Jéssica encarou Antônio nos olhos, um pouco receosa de que havia ouvido o que ele dissera ou se era apenas coisa de sua imaginação.

“Você quer que eu faça o quê?” Inquiriu nervosa.

Ao redor deles, garçons apressados iam e vinham, com bandejas vazias ou cheias de taças. Os dois estavam em pé, dentro do salão, onde ocorria a festa. O barulho das pessoas falando, e muitas delas falando extremamente alto, num tom quase ensurdecedor, tornava praticamente impossível ter uma conversa descente, porém, Antônio insistiu que ficassem ali, pois sabia que se fossem para algum outro local mais afastado, Henrique estranharia.

“Saia daquela casa, imediatamente.” Repetiu o que havia dito minutos atrás, com a mesma firmeza.

“Não posso.” Falou ela da mesma forma.

“Por que não? Lembre-se de que eles te abandonaram. Eles não te amam, querem só seu dinheiro!”

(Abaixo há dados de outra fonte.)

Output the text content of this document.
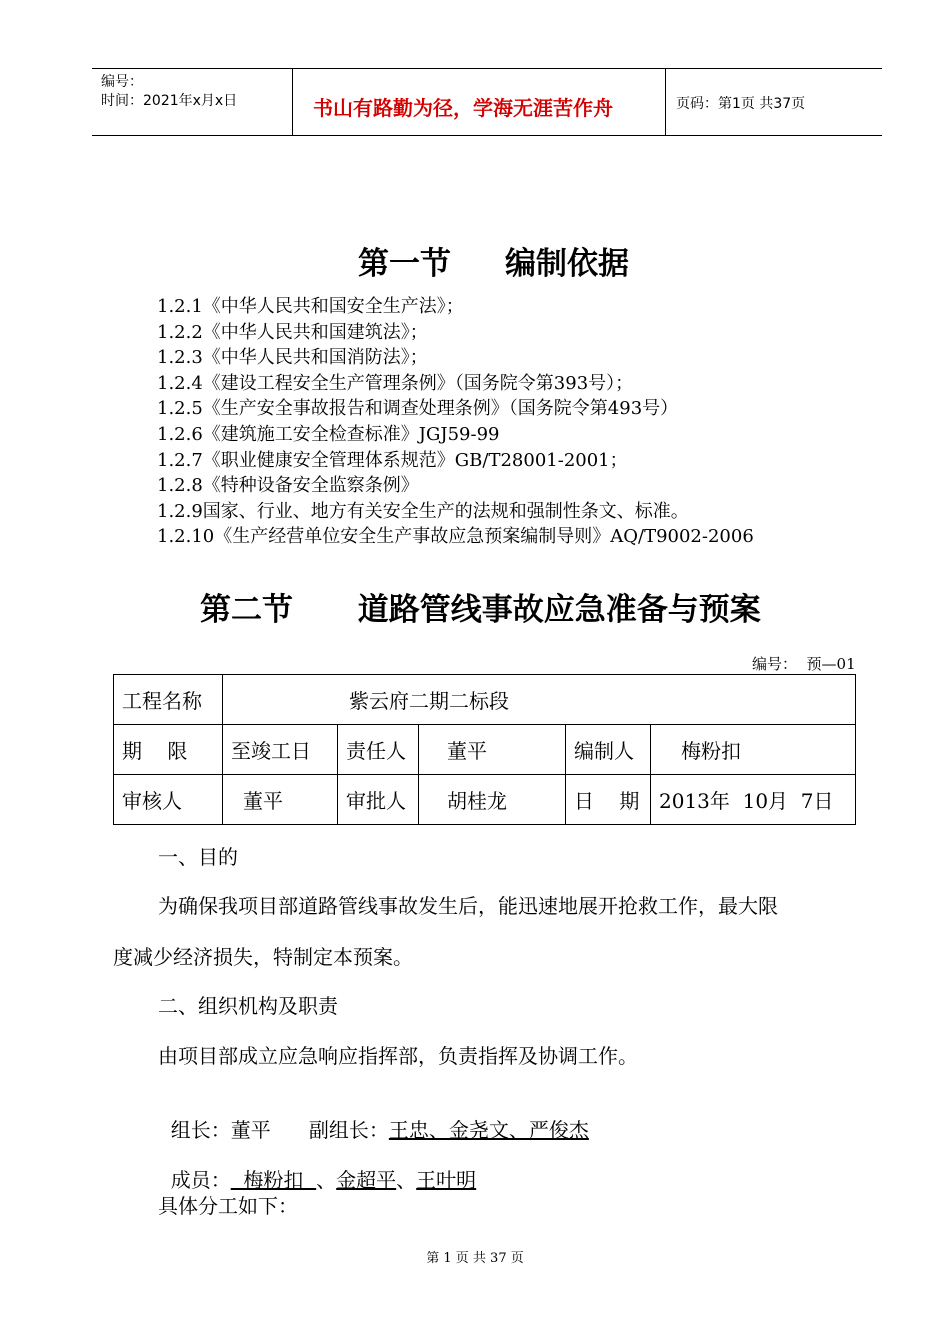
编号：
时间：2021年x月x日	书山有路勤为径，学海无涯苦作舟	页码：第1页 共37页
第一节     编制依据
1.2.1《中华人民共和国安全生产法》；
1.2.2《中华人民共和国建筑法》；
1.2.3《中华人民共和国消防法》；
1.2.4《建设工程安全生产管理条例》（国务院令第393号）；
1.2.5《生产安全事故报告和调查处理条例》（国务院令第493号）
1.2.6《建筑施工安全检查标准》JGJ59-99
1.2.7《职业健康安全管理体系规范》GB/T28001-2001；
1.2.8《特种设备安全监察条例》
1.2.9国家、行业、地方有关安全生产的法规和强制性条文、标准。
1.2.10《生产经营单位安全生产事故应急预案编制导则》AQ/T9002-2006
第二节      道路管线事故应急准备与预案
编号：  预—01
工程名称	紫云府二期二标段				
期    限	至竣工日	责任人	董平	编制人	梅粉扣
审核人	董平	审批人	胡桂龙	日    期	2013年  10月  7日
一、目的
为确保我项目部道路管线事故发生后，能迅速地展开抢救工作，最大限
度减少经济损失，特制定本预案。
二、组织机构及职责
由项目部成立应急响应指挥部，负责指挥及协调工作。

组长：董平 副组长：王忠、金尧文、严俊杰

成员：  梅粉扣  、金超平、王叶明

具体分工如下：
第 1 页 共 37 页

Ela parou para digerir a informação. Era verdade. Carlos a abandonara porque era mulher, mas... Gisele a tratava tão bem. Parecia que se conheciam desde sempre, e o primeiro encontro fora na verdade apenas um reencontro.

Não fora isso? Gisele havia a carregado no colo, escolheu seu nome, comprou as primeiras roupas. Carlos não demonstrava ódio por ela. Não a amava, isso era claro, mas não guardava nenhum rancor. A convivência entre ela e os pais não era uma das melhores, entretanto, por algum motivo desconhecido, a jovem gostava dessa convivência.

“Eles são meus pais.” Disse enfim.

“Não são!” Antônio gritou exasperado, “Aqueles dois te abandonaram! Te deixaram numa caixa de papelão, esperando que o destino te salvasse!”

“Mas agora estão comigo!”

“Não estão com você, estão com seu dinheiro!”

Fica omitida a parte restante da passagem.